On y voit Vladimir Poutine derrière les barreaux, dans un tribunal. La narration, traduite en anglais dans le descriptif de la vidéo, explique que le premier ministre a été reconnu coupable de différents crimes : fraude, abus de pouvoir et vol des biens de l’État à grande échelle, et qu’on assiste au début de la lecture du jugement. Il est également accusé d’être impliqué dans « l’organisation d’actes terroristes qui visent à semer la terreur dans la population et à exercer une influence sur les organes de l’État ».

Il s’agit bien entendu d’un montage, très habilement exécuté. La tête de M. Poutine a dans les faits été superposée sur le corps de l’ex-magnat du pétrole Mikhaïl Khodorkovski, condamné, en décembre 2010, à 14 ans de prison pour détournement de fonds et blanchiment d’argent. Notons que cette condamnation et le démantèlement de l’empire pétrolier de Khodorkovski par Moscou ont valu de nombreuses critiques au gouvernement de Vladimir Poutine. Plusieurs l’ont accusé d’avoir fait arrêter l’homme d’affaires dans le but de prendre le contrôle de son empire pétrolier et de l’empêcher de se lancer en politique.
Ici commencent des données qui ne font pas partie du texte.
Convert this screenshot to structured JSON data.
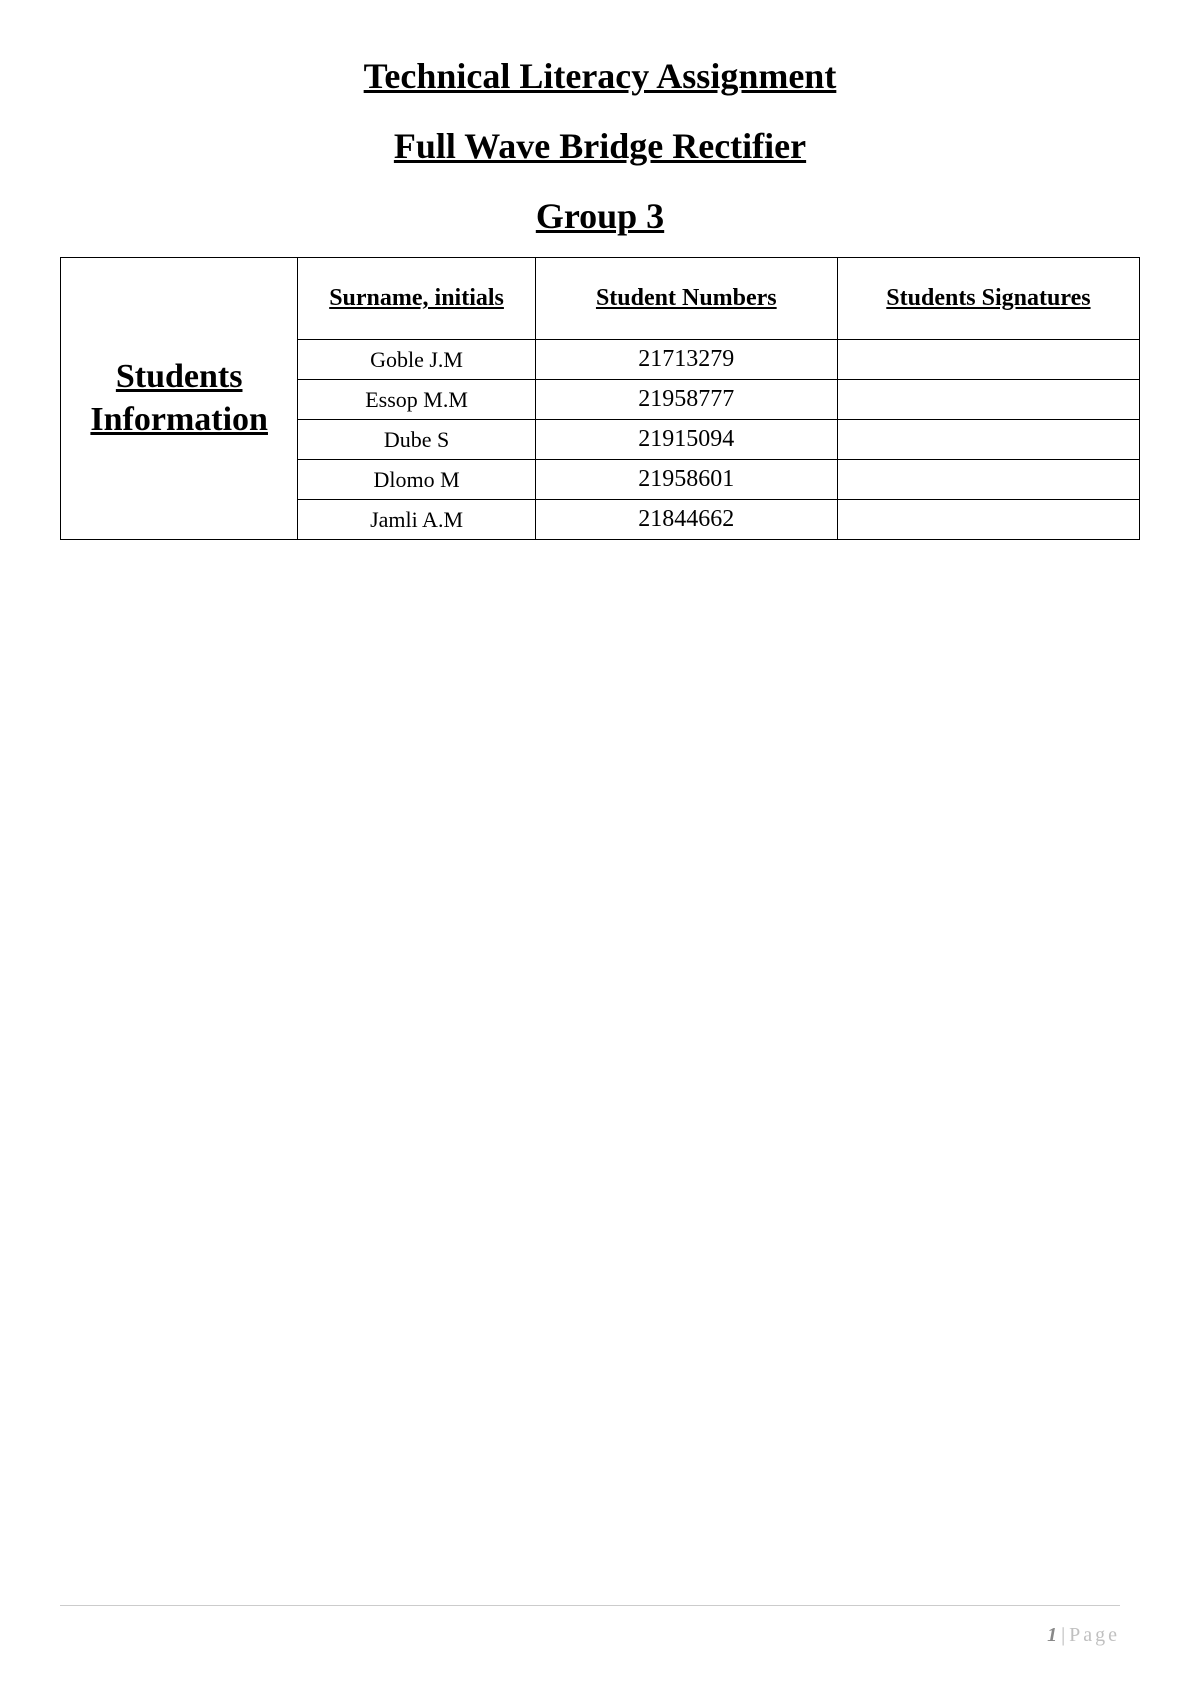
{
  "titles": {
    "main": "Technical Literacy Assignment",
    "sub": "Full Wave Bridge Rectifier",
    "group": "Group 3"
  },
  "table": {
    "rowHeader": "Students Information",
    "columns": {
      "surname": "Surname, initials",
      "number": "Student Numbers",
      "signature": "Students Signatures"
    },
    "rows": [
      {
        "name": "Goble J.M",
        "number": "21713279",
        "signature": ""
      },
      {
        "name": "Essop M.M",
        "number": "21958777",
        "signature": ""
      },
      {
        "name": "Dube S",
        "number": "21915094",
        "signature": ""
      },
      {
        "name": "Dlomo M",
        "number": "21958601",
        "signature": ""
      },
      {
        "name": "Jamli A.M",
        "number": "21844662",
        "signature": ""
      }
    ]
  },
  "footer": {
    "pageNumber": "1",
    "pageLabel": "Page"
  },
  "styling": {
    "pageWidth": 1200,
    "pageHeight": 1697,
    "backgroundColor": "#ffffff",
    "textColor": "#000000",
    "borderColor": "#000000",
    "footerLineColor": "#cccccc",
    "footerTextColor": "#b8b8b8",
    "titleFontSize": 36,
    "headerFontSize": 24,
    "rowHeaderFontSize": 34,
    "dataFontSize": 22,
    "numberFontSize": 24,
    "fontFamily": "Times New Roman"
  }
}
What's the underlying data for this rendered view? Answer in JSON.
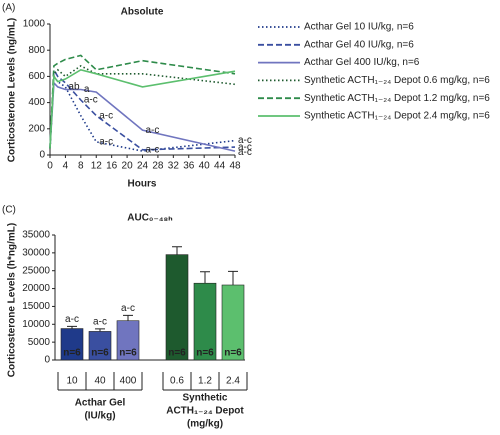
{
  "chart_data": [
    {
      "type": "line",
      "panel": "(A)",
      "title": "Absolute",
      "x_label": "Hours",
      "y_label": "Corticosterone Levels (ng/mL)",
      "x": [
        0,
        1,
        2,
        4,
        8,
        12,
        24,
        48
      ],
      "xlim": [
        0,
        48
      ],
      "xticks": [
        0,
        4,
        8,
        12,
        16,
        20,
        24,
        28,
        32,
        36,
        40,
        44,
        48
      ],
      "ylim": [
        0,
        1000
      ],
      "yticks": [
        0,
        200,
        400,
        600,
        800,
        1000
      ],
      "series": [
        {
          "name": "Acthar Gel 10 IU/kg, n=6",
          "color": "#1f3a8a",
          "dash": "dotted",
          "values": [
            50,
            600,
            560,
            520,
            300,
            100,
            30,
            110
          ]
        },
        {
          "name": "Acthar Gel 40 IU/kg, n=6",
          "color": "#3a4fa0",
          "dash": "dashed",
          "values": [
            50,
            650,
            600,
            550,
            420,
            300,
            40,
            60
          ]
        },
        {
          "name": "Acthar Gel 400 IU/kg, n=6",
          "color": "#7075bf",
          "dash": "solid",
          "values": [
            50,
            550,
            520,
            500,
            500,
            480,
            190,
            30
          ]
        },
        {
          "name": "Synthetic ACTH₁₋₂₄ Depot 0.6 mg/kg, n=6",
          "color": "#1e5a2e",
          "dash": "dotted",
          "values": [
            50,
            620,
            650,
            600,
            680,
            620,
            620,
            540
          ]
        },
        {
          "name": "Synthetic ACTH₁₋₂₄ Depot 1.2 mg/kg, n=6",
          "color": "#2e8b4a",
          "dash": "dashed",
          "values": [
            50,
            680,
            700,
            730,
            760,
            650,
            720,
            620
          ]
        },
        {
          "name": "Synthetic ACTH₁₋₂₄ Depot 2.4 mg/kg, n=6",
          "color": "#5cbf6e",
          "dash": "solid",
          "values": [
            50,
            600,
            560,
            580,
            650,
            620,
            520,
            640
          ]
        }
      ],
      "annotations": [
        {
          "text": "ab",
          "x": 4,
          "y": 520
        },
        {
          "text": "a",
          "x": 8,
          "y": 500
        },
        {
          "text": "a-c",
          "x": 8,
          "y": 420
        },
        {
          "text": "a-c",
          "x": 12,
          "y": 300
        },
        {
          "text": "a-c",
          "x": 12,
          "y": 100
        },
        {
          "text": "a-c",
          "x": 24,
          "y": 190
        },
        {
          "text": "a-c",
          "x": 24,
          "y": 40
        },
        {
          "text": "a-c",
          "x": 48,
          "y": 110
        },
        {
          "text": "a-c",
          "x": 48,
          "y": 60
        },
        {
          "text": "a-c",
          "x": 48,
          "y": 20
        }
      ]
    },
    {
      "type": "bar",
      "panel": "(C)",
      "title": "AUC₀₋₄₈ₕ",
      "y_label": "Corticosterone Levels (h*ng/mL)",
      "ylim": [
        0,
        35000
      ],
      "yticks": [
        0,
        5000,
        10000,
        15000,
        20000,
        25000,
        30000,
        35000
      ],
      "groups": [
        {
          "label": [
            "Acthar Gel",
            "(IU/kg)"
          ],
          "categories": [
            "10",
            "40",
            "400"
          ],
          "values": [
            8800,
            8000,
            11000
          ],
          "errors": [
            600,
            700,
            1500
          ],
          "colors": [
            "#1f3a8a",
            "#3a4fa0",
            "#7075bf"
          ],
          "bar_labels": [
            "n=6",
            "n=6",
            "n=6"
          ],
          "notes": [
            "a-c",
            "a-c",
            "a-c"
          ]
        },
        {
          "label": [
            "Synthetic",
            "ACTH₁₋₂₄ Depot",
            "(mg/kg)"
          ],
          "categories": [
            "0.6",
            "1.2",
            "2.4"
          ],
          "values": [
            29500,
            21500,
            21000
          ],
          "errors": [
            2200,
            3200,
            3800
          ],
          "colors": [
            "#1e5a2e",
            "#2e8b4a",
            "#5cbf6e"
          ],
          "bar_labels": [
            "n=6",
            "n=6",
            "n=6"
          ]
        }
      ]
    }
  ]
}
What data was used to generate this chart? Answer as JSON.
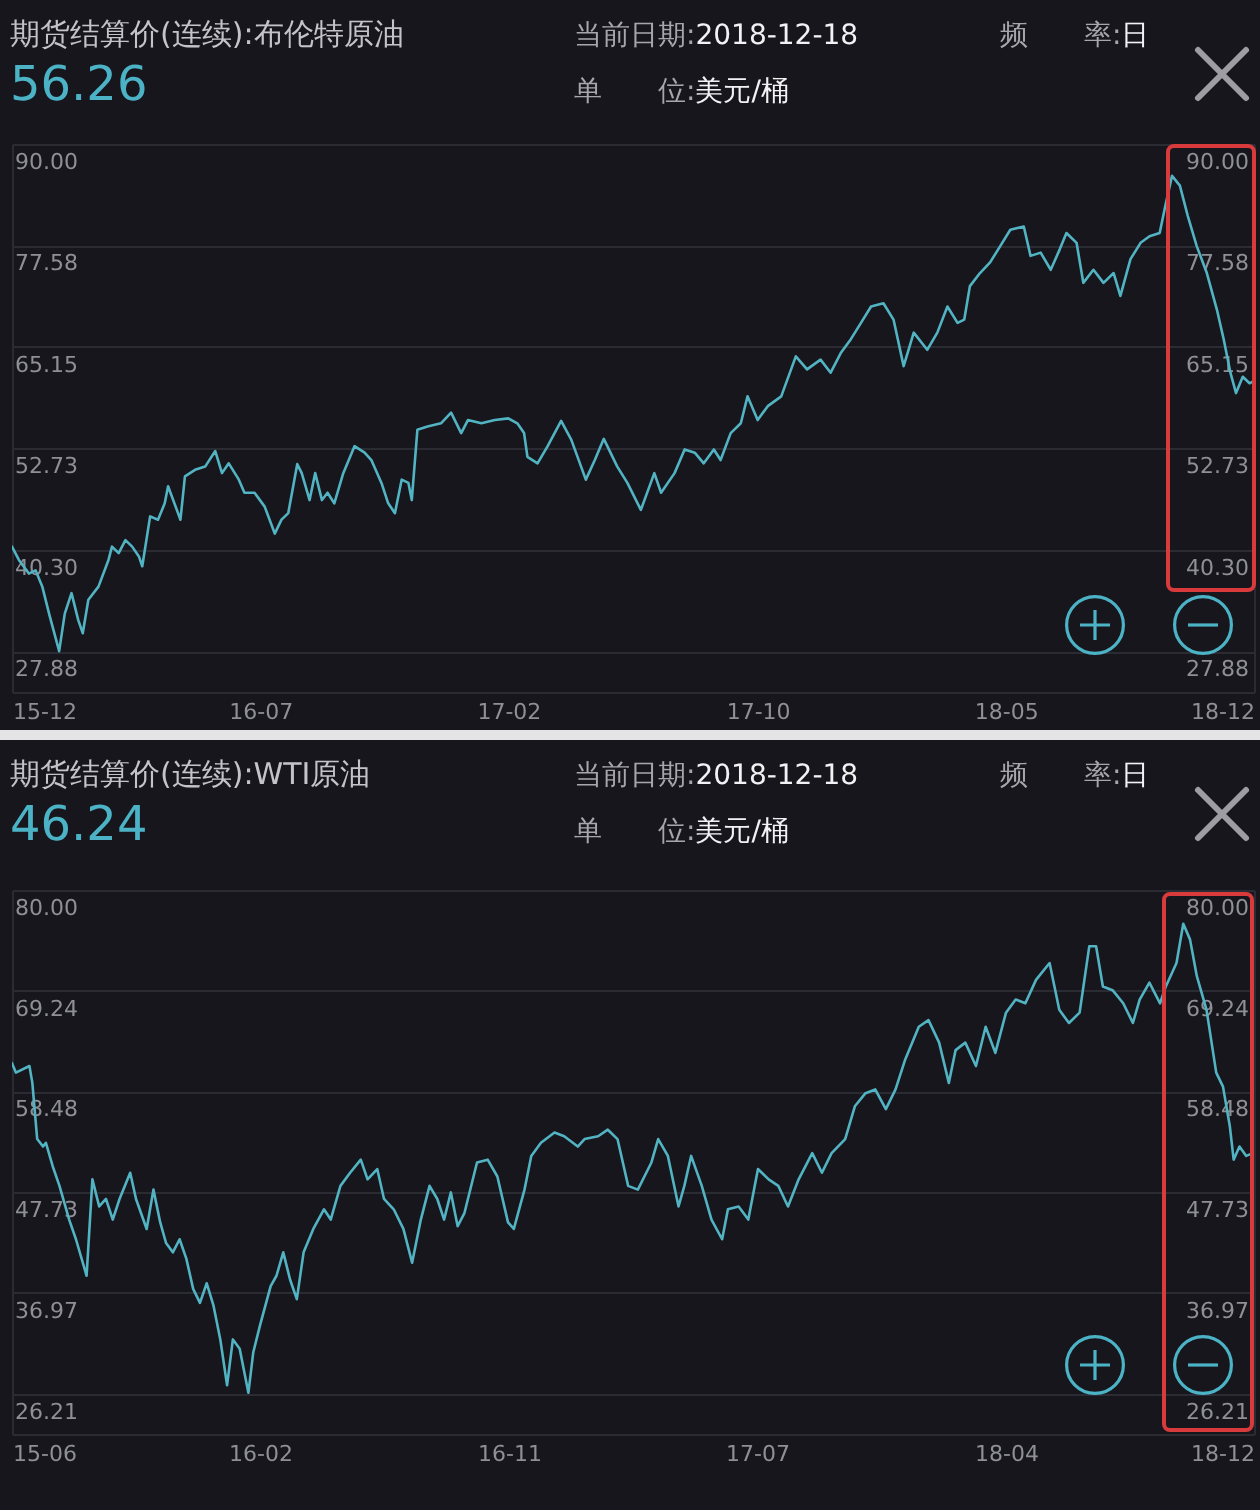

La vidéo, mise sur YouTube le 13 février, avait été visionnée plus de 2 millions de fois au moment d’écrire ces lignes. Elle a été réalisée par la société de diffusion de vidéos Lancelot, de Vadim Korovine. Elle a été mise en ligne pour faire la promotion d’un documentaire, L’assassinat de la Russie, qui accuse le FSB (les services secrets russes) d’être derrière les attentats de 1999, pour justifier la guerre en Tchétchénie et porter Poutine (ancien chef du FSB).

Le documentaire date de 2002. Il a été réalisé par les Français Jean-Charles Deniau et Charles Gazelle. Vadim Korovine a déclaré à l’AFP qu’il disposait des droits de diffusion du documentaire en Russie, mais que celle-ci était bloquée par le ministère de la Culture. Le documentaire est basé sur un livre de l’ancien espion russe Alexandre Litvinenko, ex-membre du FSB et opposant au régime Poutine. Il est mort par empoisonnement au polonium 210, en novembre 2006.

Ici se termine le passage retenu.